[Moral Science; A Compendium of Ethics by Alexander Bain]@TWC D-Link bookMoral Science; A Compendium of Ethics PART II 218/699
Moreover, men will be displeased at being valued by others less highly than by themselves, and will use force to extort respect. Thus, he finds three principal causes of quarrel in the nature of man--_competition, diffidence_ (distrust), and _glory_, making men invade for gain, for safety, and for reputation.
Men will accordingly, in the absence of any power to keep them in awe, be in a constant state of war; by which is meant, not actual fighting, but the known disposition thereto, and no assurance to the contrary. He proceeds to draw a very dismal picture of the results of this state of enmity of man against man--no industry, no agriculture, no arts, no society, and so forth, but only fear and danger of violent death, and life solitary, poor, nasty, brutish, and short.
To those that doubt the truth of such an 'inference made from the passions,' and desire the confirmation of experience, he cites the wearing of arms and locking of doors, &c., as actions that accuse mankind as much as any words of his.
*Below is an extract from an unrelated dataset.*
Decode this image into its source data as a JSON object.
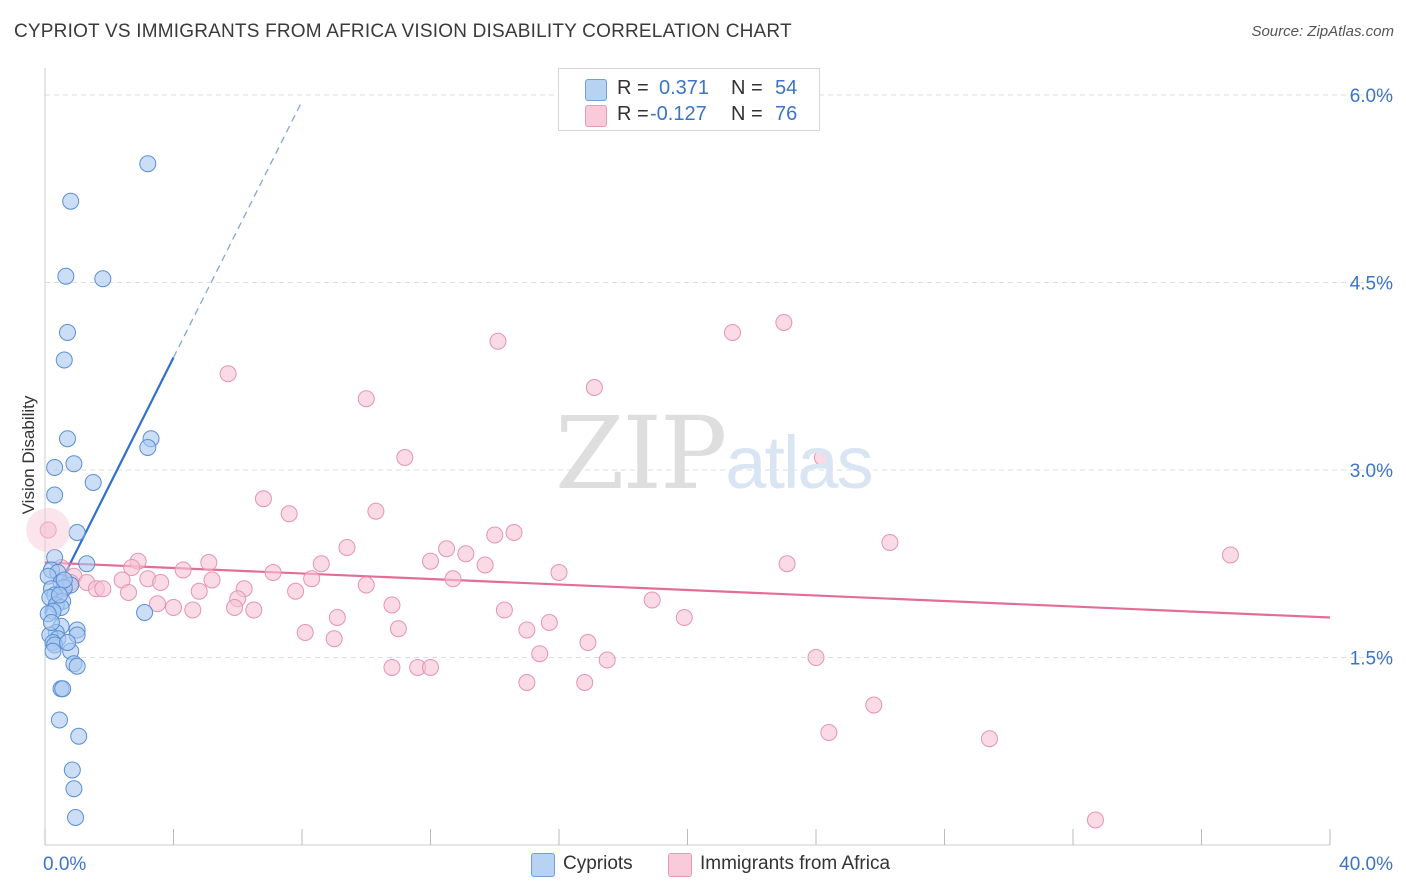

Besides, it is not really to accuse man's nature; for the desires and passions are in themselves no sin, nor the actions proceeding from them, until a law is made against them.
He seeks further evidence of an original condition of war, in the actual state of American savages, with no government at all, but only a concord of small families, depending on natural lust; also in the known horrors of a civil war, when there is no common power to fear: and, finally, in the constant hostile attitude of different governments. In the state of natural war, the notions of right and wrong, justice and injustice, have no place, there being no law; and there is no law, because there is no common power.
Force and fraud are in war the two cardinal virtues.